Preheat the oven to 220°C/200°C fan-forced. Thinly slice the red capsicum. Cut the courgette into 1cm half-moons. Cut the red onion into 1cm wedges. Grate the mozzarella cheese (see ingredients list). TIP: Cut the veggies to the correct size to ensure they cook in the allocated time.

Roast the veggies
2

Place the red capsicum, courgette and onion on an oven tray lined with baking paper. Drizzle with olive oil and season with a pinch of salt and pepper. Toss to coat then roast for 18-20 minutes, or until tender.

Toss with pesto
3

Transfer the roasted vegetables to a medium bowl. Add the traditional pesto and toss well to combine.

Make the pizzas
4

Carefully remove the wire racks from the oven.
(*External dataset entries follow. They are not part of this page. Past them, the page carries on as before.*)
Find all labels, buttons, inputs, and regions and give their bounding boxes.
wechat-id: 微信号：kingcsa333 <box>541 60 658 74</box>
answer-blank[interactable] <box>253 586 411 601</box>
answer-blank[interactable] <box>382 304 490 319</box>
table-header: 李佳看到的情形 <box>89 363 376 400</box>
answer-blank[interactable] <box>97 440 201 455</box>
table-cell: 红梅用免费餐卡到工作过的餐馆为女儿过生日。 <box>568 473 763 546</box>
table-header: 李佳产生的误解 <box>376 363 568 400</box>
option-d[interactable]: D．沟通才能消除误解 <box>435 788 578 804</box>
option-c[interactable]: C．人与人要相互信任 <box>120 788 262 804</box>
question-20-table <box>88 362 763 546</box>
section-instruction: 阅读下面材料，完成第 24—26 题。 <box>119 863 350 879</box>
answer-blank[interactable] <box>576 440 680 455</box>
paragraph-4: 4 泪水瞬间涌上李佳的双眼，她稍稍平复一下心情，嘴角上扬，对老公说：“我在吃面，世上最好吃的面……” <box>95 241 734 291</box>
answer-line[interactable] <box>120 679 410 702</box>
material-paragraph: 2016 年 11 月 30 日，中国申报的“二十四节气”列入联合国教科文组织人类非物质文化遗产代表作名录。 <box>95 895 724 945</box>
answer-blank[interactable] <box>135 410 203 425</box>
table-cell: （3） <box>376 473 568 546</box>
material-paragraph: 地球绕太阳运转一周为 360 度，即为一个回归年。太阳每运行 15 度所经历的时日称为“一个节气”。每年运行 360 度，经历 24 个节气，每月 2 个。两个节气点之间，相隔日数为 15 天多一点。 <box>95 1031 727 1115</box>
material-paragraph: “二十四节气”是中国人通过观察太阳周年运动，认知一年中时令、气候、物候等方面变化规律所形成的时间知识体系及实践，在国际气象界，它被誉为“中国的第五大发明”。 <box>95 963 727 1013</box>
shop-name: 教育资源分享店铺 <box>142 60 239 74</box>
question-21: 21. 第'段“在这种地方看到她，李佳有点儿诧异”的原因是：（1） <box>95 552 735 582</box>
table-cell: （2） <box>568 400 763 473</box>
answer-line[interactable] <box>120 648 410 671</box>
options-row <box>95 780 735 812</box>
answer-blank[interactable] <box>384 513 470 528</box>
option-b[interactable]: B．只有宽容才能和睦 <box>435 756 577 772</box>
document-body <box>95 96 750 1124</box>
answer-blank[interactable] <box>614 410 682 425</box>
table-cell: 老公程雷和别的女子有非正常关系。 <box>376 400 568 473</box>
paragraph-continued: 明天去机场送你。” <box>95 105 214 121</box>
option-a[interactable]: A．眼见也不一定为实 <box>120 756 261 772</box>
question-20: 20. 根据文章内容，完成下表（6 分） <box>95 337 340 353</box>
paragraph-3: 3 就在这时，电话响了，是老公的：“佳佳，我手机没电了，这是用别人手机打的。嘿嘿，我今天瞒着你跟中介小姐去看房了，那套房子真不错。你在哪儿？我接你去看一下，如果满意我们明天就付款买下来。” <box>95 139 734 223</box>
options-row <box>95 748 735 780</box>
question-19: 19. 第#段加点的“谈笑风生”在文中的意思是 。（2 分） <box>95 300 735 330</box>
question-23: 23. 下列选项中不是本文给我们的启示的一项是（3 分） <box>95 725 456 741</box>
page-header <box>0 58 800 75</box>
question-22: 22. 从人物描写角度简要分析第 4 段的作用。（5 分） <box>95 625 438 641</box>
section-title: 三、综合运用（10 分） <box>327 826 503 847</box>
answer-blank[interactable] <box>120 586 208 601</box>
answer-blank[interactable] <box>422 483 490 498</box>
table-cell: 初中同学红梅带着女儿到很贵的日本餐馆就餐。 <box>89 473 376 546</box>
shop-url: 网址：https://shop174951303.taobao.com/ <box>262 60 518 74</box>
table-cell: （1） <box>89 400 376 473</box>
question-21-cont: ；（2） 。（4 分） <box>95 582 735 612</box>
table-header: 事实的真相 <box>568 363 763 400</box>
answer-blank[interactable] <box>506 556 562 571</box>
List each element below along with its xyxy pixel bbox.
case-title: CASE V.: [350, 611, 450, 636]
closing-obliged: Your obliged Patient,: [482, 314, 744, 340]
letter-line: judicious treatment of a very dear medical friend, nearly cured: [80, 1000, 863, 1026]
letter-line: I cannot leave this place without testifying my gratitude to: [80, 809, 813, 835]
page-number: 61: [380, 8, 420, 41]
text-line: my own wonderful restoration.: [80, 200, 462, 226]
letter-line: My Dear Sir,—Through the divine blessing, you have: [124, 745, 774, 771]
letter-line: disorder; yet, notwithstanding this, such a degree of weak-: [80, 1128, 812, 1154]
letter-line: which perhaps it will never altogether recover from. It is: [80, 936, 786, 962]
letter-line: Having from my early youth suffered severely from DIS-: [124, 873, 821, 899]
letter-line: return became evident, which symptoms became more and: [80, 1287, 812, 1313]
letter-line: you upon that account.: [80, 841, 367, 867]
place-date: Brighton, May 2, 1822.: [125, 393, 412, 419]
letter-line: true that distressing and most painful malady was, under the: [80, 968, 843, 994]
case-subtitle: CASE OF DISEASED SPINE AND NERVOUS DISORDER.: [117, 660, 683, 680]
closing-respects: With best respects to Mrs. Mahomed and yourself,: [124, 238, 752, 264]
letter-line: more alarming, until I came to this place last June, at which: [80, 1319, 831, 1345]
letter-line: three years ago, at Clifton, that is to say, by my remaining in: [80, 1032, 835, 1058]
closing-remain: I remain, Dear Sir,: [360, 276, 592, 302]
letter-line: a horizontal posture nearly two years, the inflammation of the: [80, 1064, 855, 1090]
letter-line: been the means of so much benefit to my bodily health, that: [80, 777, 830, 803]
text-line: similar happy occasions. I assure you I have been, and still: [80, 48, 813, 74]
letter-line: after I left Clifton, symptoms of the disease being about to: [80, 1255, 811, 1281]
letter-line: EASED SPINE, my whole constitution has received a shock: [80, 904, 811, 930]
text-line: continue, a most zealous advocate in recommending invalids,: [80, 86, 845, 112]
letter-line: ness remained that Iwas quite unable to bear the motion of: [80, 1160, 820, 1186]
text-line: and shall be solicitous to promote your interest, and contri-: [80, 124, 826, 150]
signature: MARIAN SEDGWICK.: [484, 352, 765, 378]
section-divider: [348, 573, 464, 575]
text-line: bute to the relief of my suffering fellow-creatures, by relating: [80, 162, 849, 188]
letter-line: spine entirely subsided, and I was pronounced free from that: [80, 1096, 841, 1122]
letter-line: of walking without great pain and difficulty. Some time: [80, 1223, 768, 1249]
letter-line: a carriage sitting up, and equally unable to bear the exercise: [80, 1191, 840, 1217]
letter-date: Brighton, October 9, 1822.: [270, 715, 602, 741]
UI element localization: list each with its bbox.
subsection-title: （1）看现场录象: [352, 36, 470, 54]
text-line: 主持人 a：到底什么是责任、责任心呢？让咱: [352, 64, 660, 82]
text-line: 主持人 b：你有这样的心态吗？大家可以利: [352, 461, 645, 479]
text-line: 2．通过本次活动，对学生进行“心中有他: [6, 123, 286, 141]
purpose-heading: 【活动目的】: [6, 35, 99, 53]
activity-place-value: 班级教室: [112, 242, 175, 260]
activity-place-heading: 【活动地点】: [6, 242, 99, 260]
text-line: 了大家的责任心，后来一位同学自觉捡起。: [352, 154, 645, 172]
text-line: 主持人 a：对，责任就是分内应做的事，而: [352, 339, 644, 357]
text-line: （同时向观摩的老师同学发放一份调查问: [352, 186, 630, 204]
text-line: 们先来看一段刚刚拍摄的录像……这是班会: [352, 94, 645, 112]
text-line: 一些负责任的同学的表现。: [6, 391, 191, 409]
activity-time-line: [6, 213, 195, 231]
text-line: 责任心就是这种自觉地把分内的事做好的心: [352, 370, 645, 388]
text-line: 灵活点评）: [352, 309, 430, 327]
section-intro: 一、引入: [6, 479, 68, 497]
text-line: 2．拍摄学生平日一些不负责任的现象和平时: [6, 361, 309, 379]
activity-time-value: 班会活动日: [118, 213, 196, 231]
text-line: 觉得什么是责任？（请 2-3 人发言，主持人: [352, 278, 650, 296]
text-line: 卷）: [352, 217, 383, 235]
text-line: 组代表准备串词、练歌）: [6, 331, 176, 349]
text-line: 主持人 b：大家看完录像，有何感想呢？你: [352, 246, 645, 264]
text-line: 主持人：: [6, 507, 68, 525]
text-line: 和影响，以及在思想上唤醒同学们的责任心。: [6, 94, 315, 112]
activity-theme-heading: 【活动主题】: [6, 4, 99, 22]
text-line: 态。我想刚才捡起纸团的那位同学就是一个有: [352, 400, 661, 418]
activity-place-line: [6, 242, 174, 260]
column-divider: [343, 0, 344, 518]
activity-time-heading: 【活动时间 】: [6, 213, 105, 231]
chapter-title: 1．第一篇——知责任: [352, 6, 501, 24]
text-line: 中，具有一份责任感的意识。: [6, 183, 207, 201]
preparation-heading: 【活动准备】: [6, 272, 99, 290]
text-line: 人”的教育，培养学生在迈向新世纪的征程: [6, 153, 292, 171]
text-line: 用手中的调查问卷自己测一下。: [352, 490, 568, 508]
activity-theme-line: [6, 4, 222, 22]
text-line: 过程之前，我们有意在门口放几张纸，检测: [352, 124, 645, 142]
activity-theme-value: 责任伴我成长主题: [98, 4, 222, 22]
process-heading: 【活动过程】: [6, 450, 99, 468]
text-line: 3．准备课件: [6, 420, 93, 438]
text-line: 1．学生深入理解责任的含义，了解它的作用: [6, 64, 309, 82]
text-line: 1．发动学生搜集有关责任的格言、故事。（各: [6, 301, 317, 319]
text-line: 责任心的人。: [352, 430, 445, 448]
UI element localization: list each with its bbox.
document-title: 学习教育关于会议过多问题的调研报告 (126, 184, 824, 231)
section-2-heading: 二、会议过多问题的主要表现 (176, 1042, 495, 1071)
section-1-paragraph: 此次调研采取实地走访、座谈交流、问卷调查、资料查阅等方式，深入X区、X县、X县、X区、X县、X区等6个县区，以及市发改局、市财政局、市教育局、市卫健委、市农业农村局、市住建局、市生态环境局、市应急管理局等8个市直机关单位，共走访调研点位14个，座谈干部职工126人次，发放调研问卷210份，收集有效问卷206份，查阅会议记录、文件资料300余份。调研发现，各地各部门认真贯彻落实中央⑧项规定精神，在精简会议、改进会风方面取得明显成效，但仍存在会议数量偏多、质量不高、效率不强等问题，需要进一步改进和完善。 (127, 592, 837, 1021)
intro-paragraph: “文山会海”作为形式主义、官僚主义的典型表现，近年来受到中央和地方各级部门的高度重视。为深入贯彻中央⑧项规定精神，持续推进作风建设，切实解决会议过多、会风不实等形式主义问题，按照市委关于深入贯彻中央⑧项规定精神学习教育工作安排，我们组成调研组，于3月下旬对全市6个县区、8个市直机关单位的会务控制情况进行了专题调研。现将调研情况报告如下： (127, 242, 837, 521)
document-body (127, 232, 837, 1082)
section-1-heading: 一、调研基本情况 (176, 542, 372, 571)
Place the pizza bases on the wire racks, rough-side down, and use the back of a spoon to spread evenly with the pizza sauce. Top the pizzas with the pesto vegetables, then sprinkle over the grated mozzarella cheese. TIP: Make sure to spread the ingredients evenly over the pizza to prevent a soggy base!

Bake the pizzas
5

Bake the pizzas for 10 minutes, or until the cheese is melted and the base is crisp. TIP: Placing the pizzas directly onto the wire racks helps the base crisp up. While the pizzas are baking, combine the balsamic vinegar and olive oil (2 tsp for 2 people / 4 tsp for 4 people). Add the rocket leaves and toss well to combine. TIP: Toss the salad just before serving to keep the leaves crisp.

Serve up
6

Top the pizzas with the rocket leaves, then slice. TIP: Serve the rocket leaves on the side if you prefer!